Wednesday 1 December 2010

"...like a procession of Nazi oompah-loompahs beating tin drums." Abba, The Guardian, 2002

The glass-fronted kitchen units are bright yellow and filled with many different kinds of crispbread. On the work surface there is a wooden block on which sits a large Plopp and a knife with which to cut it up - Plopp, of course, being a popular Swedish chocolate bar. When Benny from ABBA walks in, though, it's a circular disc of crispbread that he goes for. But for the greying whiskers and an expensive suit, he's barely aged since the group dissolved in 1982. Five minutes later, Björn from ABBA pulls up in his Lexus. Given that he and Benny employ everyone in the building, it's worth noticing that Björn makes his own coffee. Along with the communal Plopp and an office dog called Bjork, all the signs suggest that Björn Ulvaeus and Benny Andersson's Stockholm HQ must be a nice place to work.

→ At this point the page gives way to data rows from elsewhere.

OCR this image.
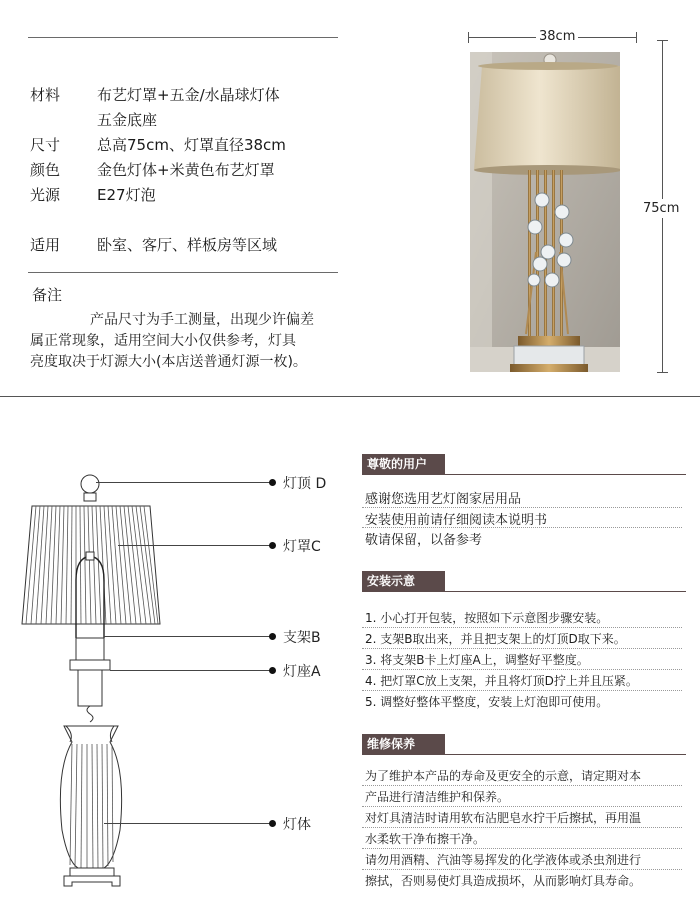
材料 布艺灯罩+五金/水晶球灯体
五金底座
尺寸 总高75cm、灯罩直径38cm
颜色 金色灯体+米黄色布艺灯罩
光源 E27灯泡
适用 卧室、客厅、样板房等区域
备注
产品尺寸为手工测量，出现少许偏差
属正常现象，适用空间大小仅供参考，灯具
亮度取决于灯源大小(本店送普通灯源一枚)。
38cm
75cm
灯顶 D
灯罩C
支架B
灯座A
灯体
尊敬的用户
感谢您选用艺灯阁家居用品
安装使用前请仔细阅读本说明书
敬请保留，以备参考
安装示意
1. 小心打开包装，按照如下示意图步骤安装。
2. 支架B取出来，并且把支架上的灯顶D取下来。
3. 将支架B卡上灯座A上，调整好平整度。
4. 把灯罩C放上支架，并且将灯顶D拧上并且压紧。
5. 调整好整体平整度，安装上灯泡即可使用。
维修保养
为了维护本产品的寿命及更安全的示意，请定期对本
产品进行清洁维护和保养。
对灯具清洁时请用软布沾肥皂水拧干后擦拭，再用温
水柔软干净布擦干净。
请勿用酒精、汽油等易挥发的化学液体或杀虫剂进行
擦拭，否则易使灯具造成损坏，从而影响灯具寿命。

It's only after a few minutes that the nagging sense of something missing dawns upon you. But for a poster proclaiming the 1999 premiere of Mamma Mia! - Catherine Johnson's West End musical - there are no gold discs or awards to suggest that Björn and Benny's 1970s might have been unusually productive. It can't just be modesty, either, because you can't move for posters and discs relating to Chess, the 1985 musical they wrote with Tim Rice - and who remembers that?

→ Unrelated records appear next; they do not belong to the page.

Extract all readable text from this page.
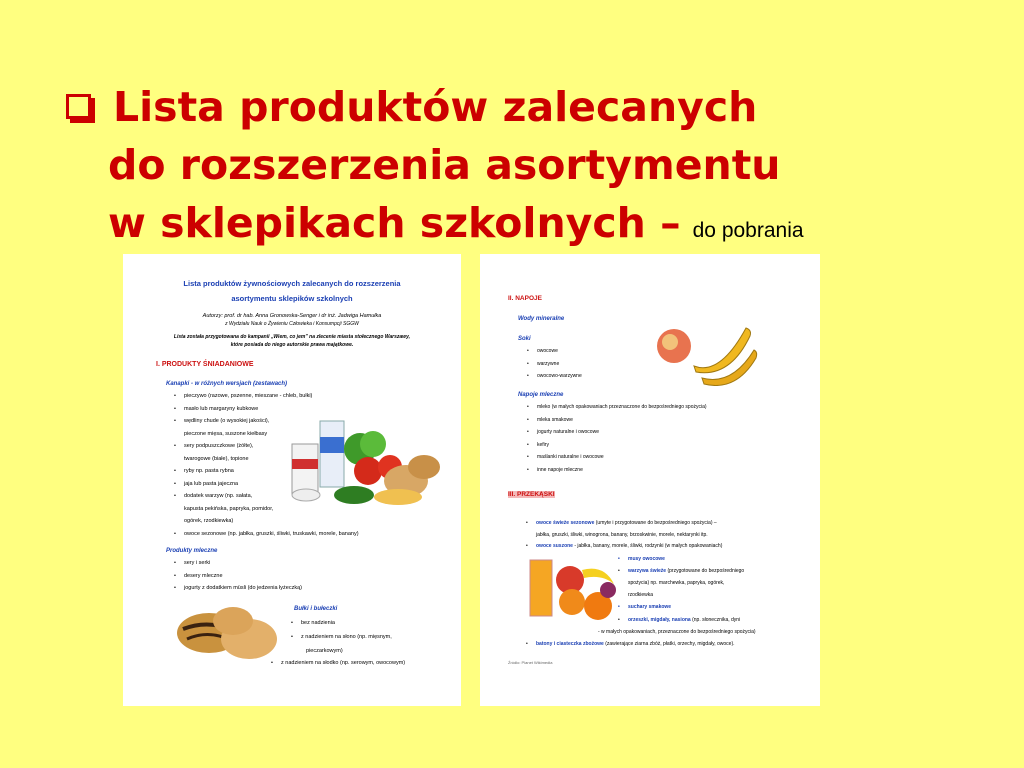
Lista produktów zalecanych
do rozszerzenia asortymentu
w sklepikach szkolnych – do pobrania
Lista produktów żywnościowych zalecanych do rozszerzenia
asortymentu sklepików szkolnych
Autorzy: prof. dr hab. Anna Gronowska-Senger i dr inż. Jadwiga Hamułka
z Wydziału Nauk o Żywieniu Człowieka i Konsumpcji SGGW
Lista została przygotowana do kampanii „Wiem, co jem” na zlecenie miasta stołecznego Warszawy,
które posiada do niego autorskie prawa majątkowe.
I. PRODUKTY ŚNIADANIOWE
Kanapki - w różnych wersjach (zestawach)
• pieczywo (razowe, pszenne, mieszane - chleb, bułki)
• masło lub margaryny kubkowe
• wędliny chude (o wysokiej jakości),
pieczone mięsa, suszone kiełbasy
• sery podpuszczkowe (żółte),
twarogowe (białe), topione
• ryby np. pasta rybna
• jaja lub pasta jajeczna
• dodatek warzyw (np. sałata,
kapusta pekińska, papryka, pomidor,
ogórek, rzodkiewka)
• owoce sezonowe (np. jabłka, gruszki, śliwki, truskawki, morele, banany)
Produkty mleczne
• sery i serki
• desery mleczne
• jogurty z dodatkiem müsli (do jedzenia łyżeczką)
Bułki i bułeczki
• bez nadzienia
• z nadzieniem na słono (np. mięsnym,
pieczarkowym)
• z nadzieniem na słodko (np. serowym, owocowym)
II. NAPOJE
Wody mineralne
Soki
• owocowe
• warzywne
• owocowo-warzywne
Napoje mleczne
• mleko (w małych opakowaniach przeznaczone do bezpośredniego spożycia)
• mleka smakowe
• jogurty naturalne i owocowe
• kefiry
• maślanki naturalne i owocowe
• inne napoje mleczne
III. PRZEKĄSKI
• owoce świeże sezonowe (umyte i przygotowane do bezpośredniego spożycia) –
jabłka, gruszki, śliwki, winogrona, banany, brzoskwinie, morele, nektarynki itp.
• owoce suszone - jabłka, banany, morele, śliwki, rodzynki (w małych opakowaniach)
• musy owocowe
• warzywa świeże (przygotowane do bezpośredniego
spożycia) np. marchewka, papryka, ogórek,
rzodkiewka
• suchary smakowe
• orzeszki, migdały, nasiona (np. słonecznika, dyni
- w małych opakowaniach, przeznaczone do bezpośredniego spożycia)
• batony i ciasteczka zbożowe (zawierające ziarna zbóż, płatki, orzechy, migdały, owoce).
Źródło: Planet Wikimedia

"Actually," says Björn, deploying that impeccably precise English in which Scandinavians seem to specialise, "there aren't as many ABBA awards as you might imagine. For the main part of the group's lifespan, the critics despised us." Maybe that's why, aged 57, he seems so happy to receive them now. Last month, at the annual Tony Awards, he and Benny, 56, received two awards for the Broadway production of Mamma Mia! Two weeks ago, they arrived in London to pick up a Special International Award at this year's Ivor Novello bash, and treated the throng to an impromptu chorus of Fernando.

"It's better than receiving a Brit, isn't it?" Oh, yes, I assure him. The Brits are a bit cheesy, really. Stevie Wonder and Leiber and Stoller have won this one. "Good. That's what I'd thought."

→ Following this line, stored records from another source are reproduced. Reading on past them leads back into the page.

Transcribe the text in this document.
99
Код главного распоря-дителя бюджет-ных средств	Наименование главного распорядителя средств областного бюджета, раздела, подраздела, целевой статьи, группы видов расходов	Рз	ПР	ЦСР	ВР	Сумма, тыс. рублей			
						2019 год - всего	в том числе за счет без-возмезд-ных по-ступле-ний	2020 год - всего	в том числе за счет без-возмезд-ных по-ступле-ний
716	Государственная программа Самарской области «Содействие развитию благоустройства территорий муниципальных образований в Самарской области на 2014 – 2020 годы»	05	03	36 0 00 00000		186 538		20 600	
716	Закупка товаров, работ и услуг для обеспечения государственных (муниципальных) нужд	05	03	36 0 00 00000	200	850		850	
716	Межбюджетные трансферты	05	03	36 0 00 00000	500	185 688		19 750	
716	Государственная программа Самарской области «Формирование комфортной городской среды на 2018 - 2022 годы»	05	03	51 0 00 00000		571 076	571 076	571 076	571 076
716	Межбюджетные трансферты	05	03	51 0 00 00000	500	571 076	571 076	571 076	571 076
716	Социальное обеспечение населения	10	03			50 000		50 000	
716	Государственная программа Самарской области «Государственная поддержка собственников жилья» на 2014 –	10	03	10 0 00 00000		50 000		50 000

Björn Ulvaeus has two abiding memories of the ABBA years. The first goes back to the group's Eurovision Song Contest victory in 1974. In the preceding years, Björn and Benny, along with the group's manager, Stig Anderson, had become obsessed with the contest - reasoning that it would be the only chance the group had of getting recognition beyond their own country. "Stig rightly suggested that the song should have an international theme, so we all came up with Waterloo. It's the feeling of having won that I remember more than anything else. Just sitting in a room the day after, discussing what we were going to do worldwide. Suddenly we had a sense of something beginning."

Everyone remembers the footage, of course - especially Björn's stage costume. Sporting a sparkling skintight satin jump suit with what appeared to be knee-length Cuban-heeled wellington boots, Björn looked so bizarre that security guards refused to let him pick up his composer's award at the end of the show. "They couldn't believe that someone who looked like that could have had a hand in the composition," he explains.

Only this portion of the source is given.